Therefore, in terms of the radial unit vector $\hat \rho (\theta)$ is
$$\bbox[5px,border:2px solid #C0A000]{\vec A=\hat \rho(\pi/8)\left(\sqrt{2-\sqrt{2}}\right)}$$
where
$$\begin{align} \hat \rho(\pi/8)&=\hat x \cos \pi/8+\hat y \sin \pi/8\\\\ &=\hat x\frac{\sqrt{2+\sqrt{2}}}{2}+\hat y\frac{\sqrt{2-\sqrt{2}}}{2} \end{align}$$
Yes. Your Process is right. If you want your final answer in cylindrical coordinates note that
$$\left\{ \matrix{ \hat p\left( \theta \right) = \cos \theta \hat x + \sin \theta \hat y \hfill \cr \hat \theta \left( \theta \right) = - \sin \theta \hat x + \cos \theta \hat y \hfill \cr} \right.$$
and then solving for ${\hat x}$ and ${\hat y}$ leads to
$$\left\{ \matrix{ \hat x = \cos \theta \hat p - \sin \theta \hat \theta \hfill \cr \hat y = \sin \theta \hat p + \cos \theta \hat \theta \hfill \cr} \right.$$
and hence you can write your final answer in cylindrical coordinates.

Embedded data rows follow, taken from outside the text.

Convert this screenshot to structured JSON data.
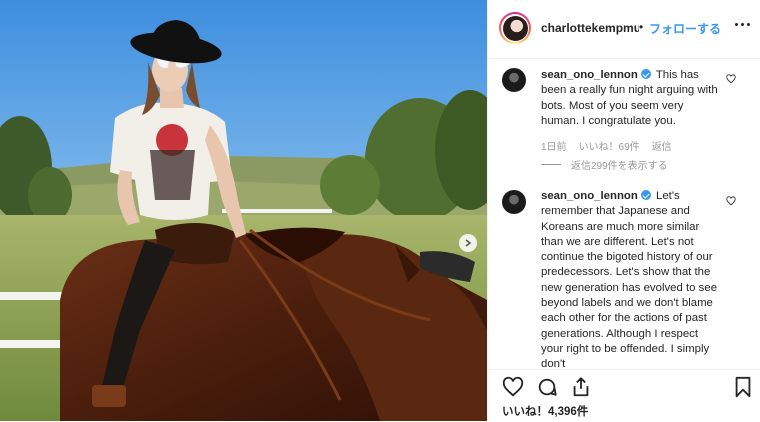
{
  "post": {
    "account": {
      "username": "charlottekempmuhl",
      "separator": "•",
      "follow_label": "フォローする"
    },
    "comments": [
      {
        "username": "sean_ono_lennon",
        "verified": true,
        "text": "This has been a really fun night arguing with bots. Most of you seem very human. I congratulate you.",
        "time": "1日前",
        "likes": "いいね！69件",
        "reply_label": "返信",
        "view_replies": "返信299件を表示する"
      },
      {
        "username": "sean_ono_lennon",
        "verified": true,
        "text": "Let's remember that Japanese and Koreans are much more similar than we are different. Let's not continue the bigoted history of our predecessors. Let's show that the new generation has evolved to see beyond labels and we don't blame each other for the actions of past generations. Although I respect your right to be offended. I simply don't"
      }
    ],
    "likes_count": "いいね！4,396件"
  },
  "icons": {
    "like": "heart-icon",
    "comment": "comment-icon",
    "share": "share-icon",
    "save": "bookmark-icon",
    "more": "more-options-icon",
    "carousel": "chevron-right-icon"
  }
}
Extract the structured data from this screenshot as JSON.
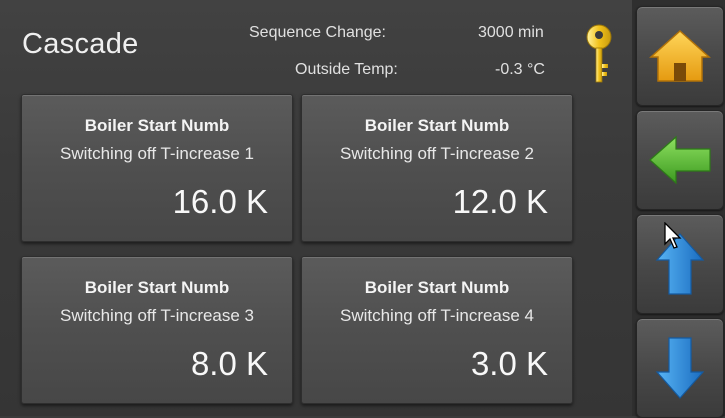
{
  "header": {
    "title": "Cascade",
    "sequence_change_label": "Sequence Change:",
    "sequence_change_value": "3000 min",
    "outside_temp_label": "Outside Temp:",
    "outside_temp_value": "-0.3 °C"
  },
  "tiles": [
    {
      "heading": "Boiler Start Numb",
      "subtitle": "Switching off T-increase 1",
      "value": "16.0 K"
    },
    {
      "heading": "Boiler Start Numb",
      "subtitle": "Switching off T-increase 2",
      "value": "12.0 K"
    },
    {
      "heading": "Boiler Start Numb",
      "subtitle": "Switching off T-increase 3",
      "value": "8.0 K"
    },
    {
      "heading": "Boiler Start Numb",
      "subtitle": "Switching off T-increase 4",
      "value": "3.0 K"
    }
  ],
  "sidebar": {
    "buttons": [
      {
        "icon": "home-icon",
        "color": "#f0b020"
      },
      {
        "icon": "arrow-left-icon",
        "color": "#52b030"
      },
      {
        "icon": "arrow-up-icon",
        "color": "#2a88d8"
      },
      {
        "icon": "arrow-down-icon",
        "color": "#2a88d8"
      }
    ]
  },
  "colors": {
    "key": "#f2c21a",
    "home": "#f0b020",
    "back": "#52b030",
    "scroll": "#2a88d8"
  }
}
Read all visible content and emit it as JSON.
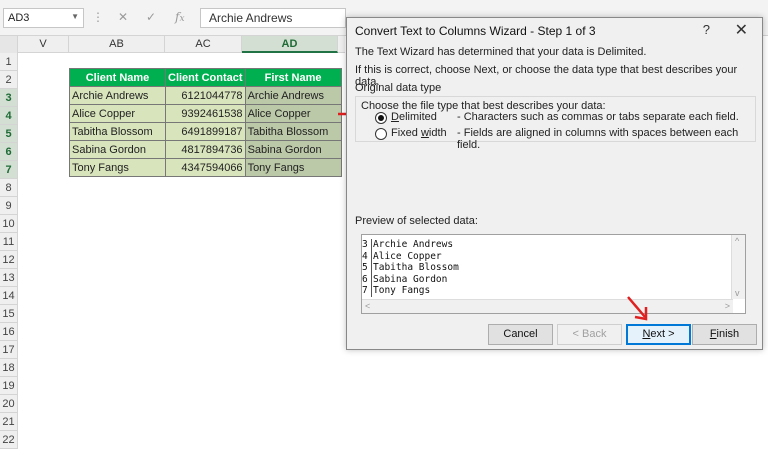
{
  "formula_bar": {
    "name_box": "AD3",
    "formula": "Archie Andrews"
  },
  "grid": {
    "columns": [
      "V",
      "AB",
      "AC",
      "AD"
    ],
    "rows": [
      "1",
      "2",
      "3",
      "4",
      "5",
      "6",
      "7",
      "8",
      "9",
      "10",
      "11",
      "12",
      "13",
      "14",
      "15",
      "16",
      "17",
      "18",
      "19",
      "20",
      "21",
      "22"
    ],
    "headers": [
      "Client Name",
      "Client Contact",
      "First Name"
    ],
    "data": [
      [
        "Archie Andrews",
        "6121044778",
        "Archie Andrews"
      ],
      [
        "Alice Copper",
        "9392461538",
        "Alice Copper"
      ],
      [
        "Tabitha Blossom",
        "6491899187",
        "Tabitha Blossom"
      ],
      [
        "Sabina Gordon",
        "4817894736",
        "Sabina Gordon"
      ],
      [
        "Tony Fangs",
        "4347594066",
        "Tony Fangs"
      ]
    ]
  },
  "dialog": {
    "title": "Convert Text to Columns Wizard - Step 1 of 3",
    "help": "?",
    "close": "✕",
    "intro1": "The Text Wizard has determined that your data is Delimited.",
    "intro2": "If this is correct, choose Next, or choose the data type that best describes your data.",
    "group_title": "Original data type",
    "choose_label": "Choose the file type that best describes your data:",
    "options": [
      {
        "label": "Delimited",
        "desc": "- Characters such as commas or tabs separate each field.",
        "checked": true
      },
      {
        "label": "Fixed width",
        "desc": "- Fields are aligned in columns with spaces between each field.",
        "checked": false
      }
    ],
    "preview_label": "Preview of selected data:",
    "preview_lines": [
      {
        "num": "3",
        "text": "Archie Andrews"
      },
      {
        "num": "4",
        "text": "Alice Copper"
      },
      {
        "num": "5",
        "text": "Tabitha Blossom"
      },
      {
        "num": "6",
        "text": "Sabina Gordon"
      },
      {
        "num": "7",
        "text": "Tony Fangs"
      }
    ],
    "buttons": {
      "cancel": "Cancel",
      "back": "< Back",
      "next": "Next >",
      "finish": "Finish"
    }
  },
  "colors": {
    "header_green": "#00b050",
    "cell_green": "#d8e4bc",
    "annotation_red": "#e02020",
    "accent_blue": "#0078d7"
  }
}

Also, some other tricks may work. According to the first pair of equations above, you can simply conclude that
$$\left\{ \matrix{ {{d\hat p} \over {d\theta }} = \hat \theta \hfill \cr {{d\hat \theta } \over {d\theta }} = - \hat p \hfill \cr} \right.$$
and hence your final answer should be
$$\int_0^{{\pi \over 4}} {\hat pd\theta } = - \int_0^{{\pi \over 4}} {{{d\hat \theta } \over {d\theta }}d\theta } = \left. { - \hat \theta } \right|_0^{{\pi \over 4}} = - \hat \theta \left( {{\pi \over 4}} \right) + \hat \theta \left( 0 \right)$$